In an embodiment of the present invention, the first connecting plate 8 is provided with a plurality of holes 21 communicating with the fourth cavity 20, and when the distance between the two first sidewalls 12 changes, the anhydrous alcohol can conveniently enter and exit the fourth cavity 20.

In an embodiment of the present invention, the first bayonet 18 is provided with a first connecting strip 13, the second bayonet 19 is provided with a second connecting strip 10, and the first connecting strip 13 and the second connecting strip 10 both have protrusions capable of being clamped into the positioning grooves 14 of the first sidewall 12. After the freezing grids 15 are connected linearly through the first bayonets 18 and the second bayonets 19, the projections of the first connecting strips 13 and the second connecting strips 10 are embedded into the positioning grooves 14 of the first side walls 12, and therefore positioning of the freezing pipes is achieved.

While embodiments of the present invention have been shown and described, it will be understood by those of ordinary skill in the art that: various changes, modifications, substitutions and alterations can be made to the embodiments without departing from the principles and spirit of the invention, the scope of which is defined by the claims and their equivalents.

Claims

1. Freeze of adjustable width deposits storage container, its characterized in that includes:

and the box cover is used for covering the box body.

2. The adjustable width cryopreservation storage container of claim 1 wherein the side walls of the telescoping walls are folded and the side walls of the bottom layer are folded.

3. The adjustable width cryopreservation storage container of claim 1 wherein the second cavity is disposed above the telescoping wall and the third cavity is disposed above the floor.

4. The adjustable width cryopreservation storage container of claim 1 wherein a first connecting plate and a second connecting plate are slidably disposed in the bottom layer, the first connecting plate is fixed to one of the first side walls, the second connecting plate is fixed to the remaining one of the first side walls, and one end of the first connecting plate has a fourth cavity capable of receiving one end of the second connecting plate.

5. The adjustable width cryopreservation storage container of claim 4 wherein the second connecting plate is provided with a plurality of grooves at its upper end face, and the first connecting plate is provided with a first latch having an end capable of extending into the groove.

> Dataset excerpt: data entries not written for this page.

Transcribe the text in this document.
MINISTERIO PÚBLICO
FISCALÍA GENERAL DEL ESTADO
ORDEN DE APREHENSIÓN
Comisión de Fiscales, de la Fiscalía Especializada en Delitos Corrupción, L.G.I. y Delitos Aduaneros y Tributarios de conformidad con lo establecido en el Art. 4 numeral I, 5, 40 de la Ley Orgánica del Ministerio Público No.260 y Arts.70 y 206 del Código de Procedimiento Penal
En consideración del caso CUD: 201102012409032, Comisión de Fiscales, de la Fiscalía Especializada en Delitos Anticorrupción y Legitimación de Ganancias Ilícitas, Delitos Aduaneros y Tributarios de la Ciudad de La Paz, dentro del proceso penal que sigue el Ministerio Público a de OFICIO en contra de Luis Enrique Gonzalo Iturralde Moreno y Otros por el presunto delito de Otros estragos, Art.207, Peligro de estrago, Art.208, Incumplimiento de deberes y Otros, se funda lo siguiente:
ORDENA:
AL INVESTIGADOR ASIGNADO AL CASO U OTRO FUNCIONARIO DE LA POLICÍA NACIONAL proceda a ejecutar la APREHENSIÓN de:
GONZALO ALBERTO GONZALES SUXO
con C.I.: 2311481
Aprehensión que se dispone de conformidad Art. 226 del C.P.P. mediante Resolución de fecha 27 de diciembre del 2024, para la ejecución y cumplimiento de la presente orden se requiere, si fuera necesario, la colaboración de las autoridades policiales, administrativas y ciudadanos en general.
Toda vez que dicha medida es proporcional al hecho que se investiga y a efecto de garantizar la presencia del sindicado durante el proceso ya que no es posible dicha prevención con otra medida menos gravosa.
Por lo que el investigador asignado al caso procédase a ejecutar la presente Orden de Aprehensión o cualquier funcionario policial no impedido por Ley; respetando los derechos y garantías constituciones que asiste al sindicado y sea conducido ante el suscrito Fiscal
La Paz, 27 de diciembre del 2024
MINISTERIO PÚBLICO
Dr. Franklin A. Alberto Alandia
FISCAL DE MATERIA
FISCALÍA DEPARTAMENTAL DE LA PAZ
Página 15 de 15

6. The adjustable width cryopreservation storage container of claim 5 wherein the second connecting plate is provided with a second latch, the first latch and the second latch being used to define the maximum travel of the two first side walls.

7. The adjustable width cryopreservation storage container of claim 4 wherein the first connecting plate is provided with a plurality of holes communicating with the fourth cavity.

8. The adjustable width cryopreservation storage container of claim 1, wherein the cryopreservation lattices are connected by a bayonet structure, the bayonet structure comprises a first bayonet arranged at one end of the cryopreservation lattice and a second bayonet arranged at the other end of the cryopreservation lattice, and the connection of the two cryopreservation lattices is realized after the first bayonet and the second bayonet are clamped.

9. The adjustable width cryopreservation storage container of claim 8, wherein a first connecting strip is provided on the first bayonet, a second connecting strip is provided on the second bayonet, and the first connecting strip and the second connecting strip are provided with protrusions capable of being clamped to the positioning grooves of the first side wall.

10. The adjustable width cryopreservation storage container of claim 1 wherein the second and third chambers are each provided with a valve assembly for equalizing pressure.